I had FIOS installed at my home the end of November. Well the photo lab I do side work just had the ' Business' version of FIOS installed there a couple of weeks back. Business version seems to mean, same service level (they' ll get there when they get there), higher speed, and fixed IP address(es). Well since it is my second gig, the Verizon technicians installed the product while I wasn' t there because I was at my first gig. Upon installation of the ONT(*), there are two options:
1) the easy way, plug the coax cable in, rely on MoCA(**) and walk away, or
2) have the central office reconfigure the ONT for the RJ-45 hand off, and plug in there
Well they used Option one when installing. Since I wanted desperately to replace the Actiontec wireless router (the user interface looks like a Fisher-Price ' My First Router' ) with a Fortinet, or something comparable, I needed to be connected to the Ethernet hand off from the ONT.
Monday morning, I call the 24 hour technical line, get a drone there who states that you have to use either the Actiontec wireless router provided, or a D-Link DI604 router that Verizon supplies. (I' ll bet he was wearing his red, white, and black Verizon underwear, while swearing with his right hand on the Verizon supplied yellow pages) I told him that it' s funny that I have FIOS at my home, and the DI604 router I use, I purchased from a third party store refurbished some two plus years ago. The firmware on my router doesn' t even have Verizon in it anywhere. And, by the way, my FIOS works fine. TV too. The technicians on my install were kind enough to install a Motorola NIM-100, which provied the MoCA content in lieu of the Actiontec router. While he was scratching his head on this, I asked him how to go about moving the hand off from the coax lead to the RJ-45. He said ' just move it over' . OK, sounds simple enough. After the day job, I go to the second job, ' move it over' , configure the IP information on the new interface, and somewhere along the lines, the thing stops working. Completely. I can no longer ping either interface. ' It' s dead Jim!' I sit on the Verizon tech line for 60 minutes waiting for someone to get on to assist me. After said hour, I hang up the phone, called it a day and went home to bed.
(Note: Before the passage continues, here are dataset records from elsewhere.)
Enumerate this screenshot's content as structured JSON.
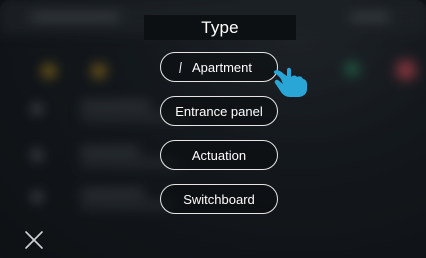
{
  "dialog": {
    "title": "Type",
    "options": [
      {
        "label": "Apartment",
        "state": "pressed"
      },
      {
        "label": "Entrance panel"
      },
      {
        "label": "Actuation"
      },
      {
        "label": "Switchboard"
      }
    ]
  },
  "icons": {
    "pointer": "hand-pointer-icon",
    "close": "close-icon"
  },
  "colors": {
    "accent": "#2aa6d6",
    "background": "#14181c",
    "button_border": "#e6e6e6",
    "text": "#ffffff"
  }
}
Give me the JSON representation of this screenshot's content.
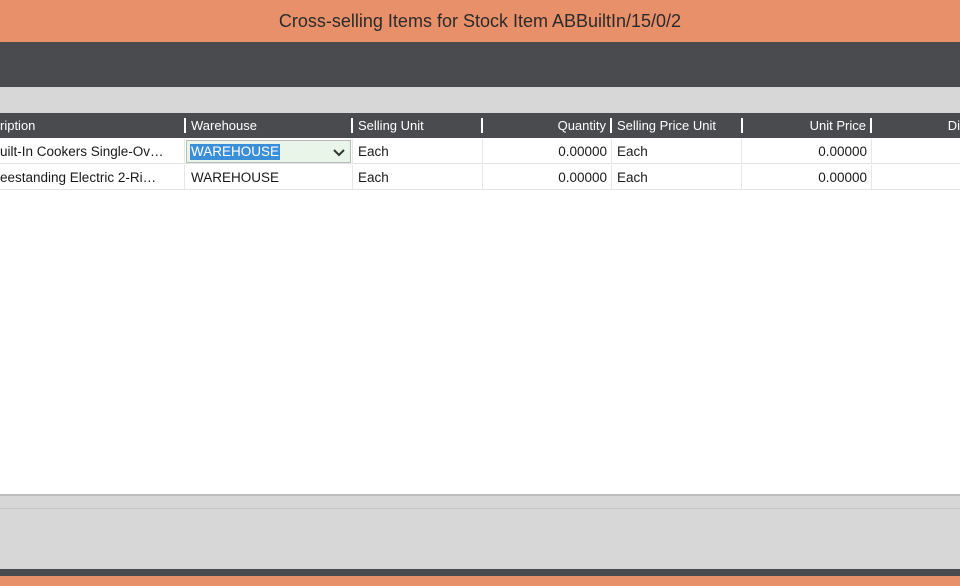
{
  "window": {
    "title": "Cross-selling Items for Stock Item ABBuiltIn/15/0/2"
  },
  "grid": {
    "columns": [
      {
        "key": "description",
        "label": "ription"
      },
      {
        "key": "warehouse",
        "label": "Warehouse"
      },
      {
        "key": "selling_unit",
        "label": "Selling Unit"
      },
      {
        "key": "quantity",
        "label": "Quantity"
      },
      {
        "key": "selling_price_unit",
        "label": "Selling Price Unit"
      },
      {
        "key": "unit_price",
        "label": "Unit Price"
      },
      {
        "key": "discount",
        "label": "Di"
      }
    ],
    "rows": [
      {
        "description": "uilt-In Cookers Single-Ov…",
        "warehouse": "WAREHOUSE",
        "selling_unit": "Each",
        "quantity": "0.00000",
        "selling_price_unit": "Each",
        "unit_price": "0.00000"
      },
      {
        "description": "eestanding Electric 2-Ri…",
        "warehouse": "WAREHOUSE",
        "selling_unit": "Each",
        "quantity": "0.00000",
        "selling_price_unit": "Each",
        "unit_price": "0.00000"
      }
    ],
    "editor": {
      "column": "warehouse",
      "row": 0,
      "icon": "chevron-down-icon"
    }
  },
  "colors": {
    "title_bar": "#e8906a",
    "dark_bar": "#4a4b4f",
    "panel": "#d7d7d7",
    "selection": "#3b8fd9",
    "editor_bg": "#eaf5ea"
  }
}
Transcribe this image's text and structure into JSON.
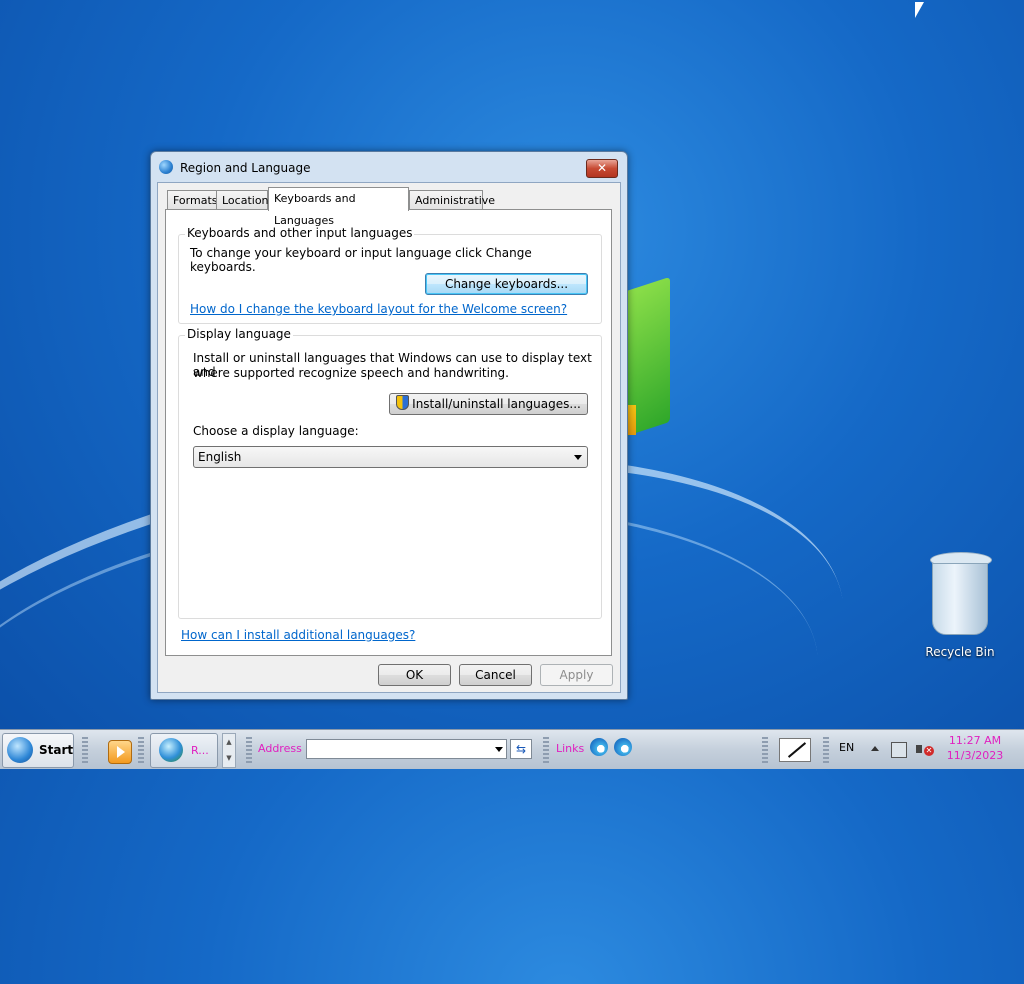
{
  "dialog": {
    "title": "Region and Language",
    "close_glyph": "✕",
    "tabs": [
      {
        "label": "Formats"
      },
      {
        "label": "Location"
      },
      {
        "label": "Keyboards and Languages"
      },
      {
        "label": "Administrative"
      }
    ],
    "active_tab": "Keyboards and Languages",
    "keyboards_group": {
      "title": "Keyboards and other input languages",
      "description": "To change your keyboard or input language click Change keyboards.",
      "change_button": "Change keyboards...",
      "welcome_link": "How do I change the keyboard layout for the Welcome screen?"
    },
    "display_group": {
      "title": "Display language",
      "description_line1": "Install or uninstall languages that Windows can use to display text and",
      "description_line2": "where supported recognize speech and handwriting.",
      "install_button": "Install/uninstall languages...",
      "choose_label": "Choose a display language:",
      "selected_language": "English"
    },
    "additional_link": "How can I install additional languages?",
    "buttons": {
      "ok": "OK",
      "cancel": "Cancel",
      "apply": "Apply"
    }
  },
  "desktop": {
    "recycle_bin_label": "Recycle Bin"
  },
  "taskbar": {
    "start_label": "Start",
    "task_label": "R...",
    "address_label": "Address",
    "address_value": "",
    "go_glyph": "⇆",
    "links_label": "Links",
    "language": "EN",
    "clock_time": "11:27 AM",
    "clock_date": "11/3/2023"
  },
  "colors": {
    "link": "#0066cc",
    "taskbar_text": "#e020c0",
    "close_button": "#c74a33"
  }
}
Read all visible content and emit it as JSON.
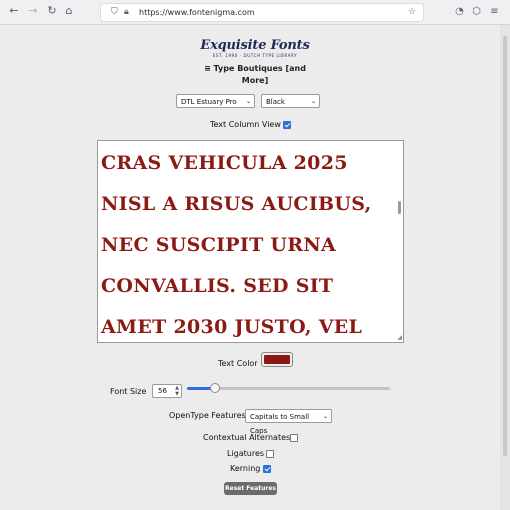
{
  "browser": {
    "url": "https://www.fontenigma.com",
    "icons": {
      "back": "arrow-left-icon",
      "forward": "arrow-right-icon",
      "reload": "reload-icon",
      "home": "home-icon",
      "shield": "shield-icon",
      "lock": "lock-icon",
      "bookmark": "star-icon",
      "pocket": "pocket-icon",
      "extensions": "extensions-icon",
      "menu": "hamburger-menu-icon"
    }
  },
  "header": {
    "logo_title": "Exquisite Fonts",
    "logo_subtitle": "EST. 1990 · DUTCH TYPE LIBRARY",
    "boutiques_label": "≡ Type Boutiques [and More]"
  },
  "controls": {
    "font_select": "DTL Estuary Pro",
    "weight_select": "Black",
    "text_column_view_label": "Text Column View",
    "text_column_view_checked": true,
    "sample_text": "CRAS VEHICULA 2025\nNISL A RISUS AUCIBUS,\nNEC SUSCIPIT URNA\nCONVALLIS. SED SIT\nAMET 2030 JUSTO, VEL",
    "text_color_label": "Text Color",
    "text_color": "#8b1a14",
    "font_size_label": "Font Size",
    "font_size_value": "56",
    "font_size_slider_fraction": 0.14,
    "opentype_label": "OpenType Features",
    "opentype_select": "Capitals to Small Caps",
    "features": [
      {
        "label": "Contextual Alternates",
        "checked": false
      },
      {
        "label": "Ligatures",
        "checked": false
      },
      {
        "label": "Kerning",
        "checked": true
      }
    ],
    "reset_label": "Reset Features"
  },
  "colors": {
    "accent": "#2a6fdb",
    "brand": "#1f2a5a"
  }
}
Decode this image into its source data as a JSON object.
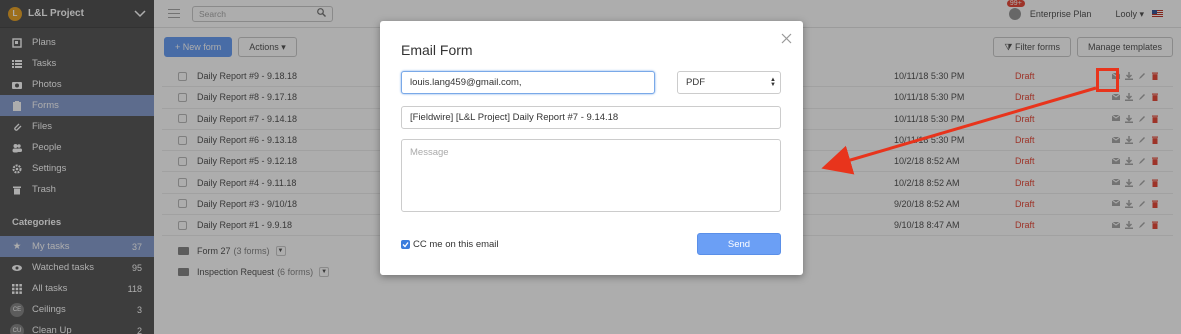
{
  "sidebar": {
    "project_initial": "L",
    "project_name": "L&L Project",
    "nav": [
      {
        "label": "Plans",
        "icon": "plans-icon"
      },
      {
        "label": "Tasks",
        "icon": "tasks-icon"
      },
      {
        "label": "Photos",
        "icon": "camera-icon"
      },
      {
        "label": "Forms",
        "icon": "clipboard-icon",
        "active": true
      },
      {
        "label": "Files",
        "icon": "paperclip-icon"
      },
      {
        "label": "People",
        "icon": "people-icon"
      },
      {
        "label": "Settings",
        "icon": "gear-icon"
      },
      {
        "label": "Trash",
        "icon": "trash-icon"
      }
    ],
    "categories_title": "Categories",
    "categories": [
      {
        "label": "My tasks",
        "count": "37",
        "icon": "star-icon"
      },
      {
        "label": "Watched tasks",
        "count": "95",
        "icon": "eye-icon"
      },
      {
        "label": "All tasks",
        "count": "118",
        "icon": "grid-icon"
      },
      {
        "label": "Ceilings",
        "count": "3",
        "badge": "CE"
      },
      {
        "label": "Clean Up",
        "count": "2",
        "badge": "CU"
      }
    ]
  },
  "topbar": {
    "search_placeholder": "Search",
    "notification_badge": "99+",
    "plan": "Enterprise Plan",
    "user": "Looly"
  },
  "toolbar": {
    "new_form": "New form",
    "actions": "Actions",
    "filter": "Filter forms",
    "manage": "Manage templates"
  },
  "forms": [
    {
      "name": "Daily Report #9 - 9.18.18",
      "date": "10/11/18 5:30 PM",
      "status": "Draft"
    },
    {
      "name": "Daily Report #8 - 9.17.18",
      "date": "10/11/18 5:30 PM",
      "status": "Draft"
    },
    {
      "name": "Daily Report #7 - 9.14.18",
      "date": "10/11/18 5:30 PM",
      "status": "Draft"
    },
    {
      "name": "Daily Report #6 - 9.13.18",
      "date": "10/11/18 5:30 PM",
      "status": "Draft"
    },
    {
      "name": "Daily Report #5 - 9.12.18",
      "date": "10/2/18 8:52 AM",
      "status": "Draft"
    },
    {
      "name": "Daily Report #4 - 9.11.18",
      "date": "10/2/18 8:52 AM",
      "status": "Draft"
    },
    {
      "name": "Daily Report #3 - 9/10/18",
      "date": "9/20/18 8:52 AM",
      "status": "Draft"
    },
    {
      "name": "Daily Report #1 - 9.9.18",
      "date": "9/10/18 8:47 AM",
      "status": "Draft"
    }
  ],
  "folders": [
    {
      "name": "Form 27",
      "count": "(3 forms)"
    },
    {
      "name": "Inspection Request",
      "count": "(6 forms)"
    }
  ],
  "modal": {
    "title": "Email Form",
    "to_value": "louis.lang459@gmail.com,",
    "format_value": "PDF",
    "subject_value": "[Fieldwire] [L&L Project] Daily Report #7 - 9.14.18",
    "message_placeholder": "Message",
    "cc_label": "CC me on this email",
    "send_label": "Send"
  },
  "colors": {
    "accent": "#6b9ff5",
    "draft": "#e74c3c",
    "annotation": "#e8341c"
  }
}
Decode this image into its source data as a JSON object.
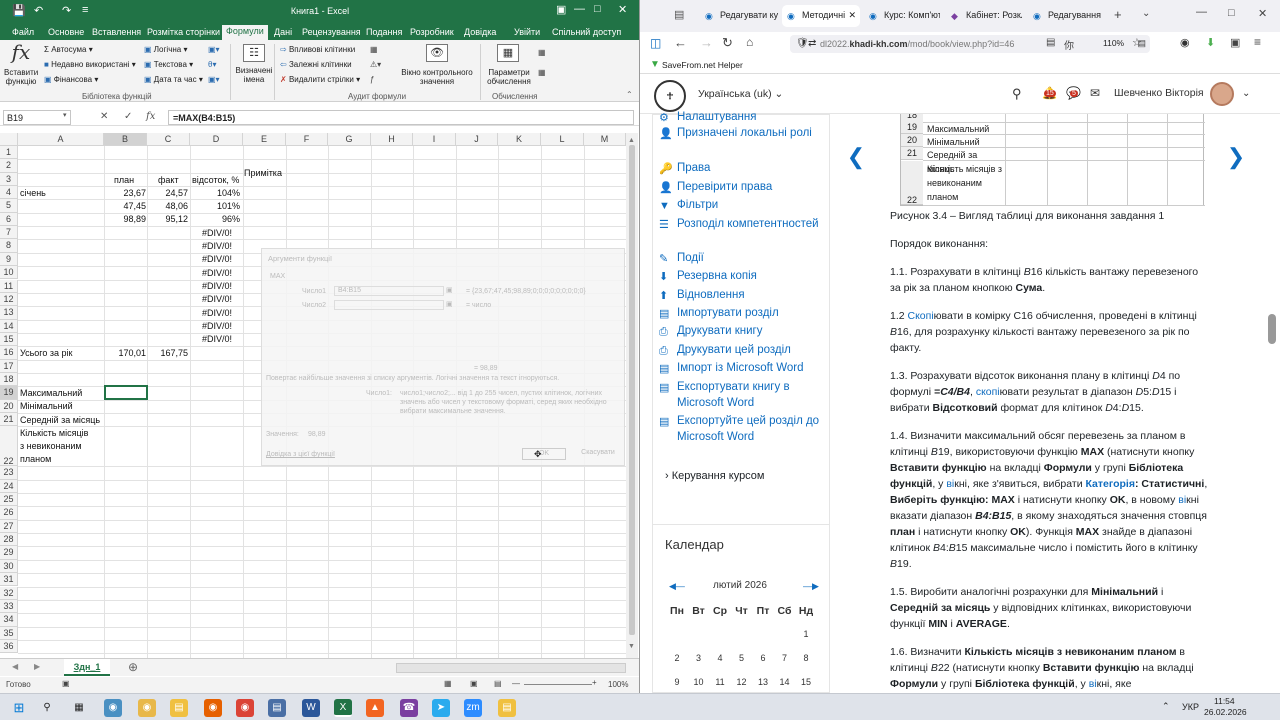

Since my second gig is dead, I have to get them back live again, so on Tuesday, I called in on the primary job, went to the second job and called Verizon again. In the interim, I retreived the documentation from my Aciontec wireless router at home (that was still sealed, in the box, unused. The way it should be!), and reset the thing back to factory defaults. In under three minutes, I have the IP information back in this router on the ethernet port, have disabled the coaxial port, and a tech picks up the phone. It' s during this call that I learn a whole bunch of stuff:
> If you have a static IP address, you can' t have TV. MoCA relies on dynamic IP addressing.
> The bandwidth optimizers out there are primarily for download speed. You have to hack the registry in different areas to get the full potential from your upload. (Any Windows OS before 2003 server, at least)
> The coax and ethernet ports are mutually exclusive for Ethernet. You can use one or the other, not both.
> Verizon has to configure the ONT as to which port is active.
So it was during this phone call that I got my ethernet hand off configured, and my bandwidth speed taken care of. Now we get the full 50 MBps down, and the full 10 MBps up. He is indeed a happy man. I' ve got a FGT-60WiFi on it' s way. Now to get a real router in there. . .
Notes:
* ONT - Optical Network Terminator. This is the box that Verizon installs at the premises that terminates the fiber optic cable, and provides outputs for the telephone (two, four or eight jacks, depending on the model), television via standard F connector coaxial cable, and Internet over RJ-45 connector. They provide you with a battery backup unit for the ONT, but you have to maintain the battery yourself in the future.
** MoCA - Multimedia over Ethernet Alliance. The ability to treat your coaxial television feed like a network interface and provide enriched services over it. Verizon uses it to provide menus to the set top boxes and DVRs as well as some behind the scene technical stuff.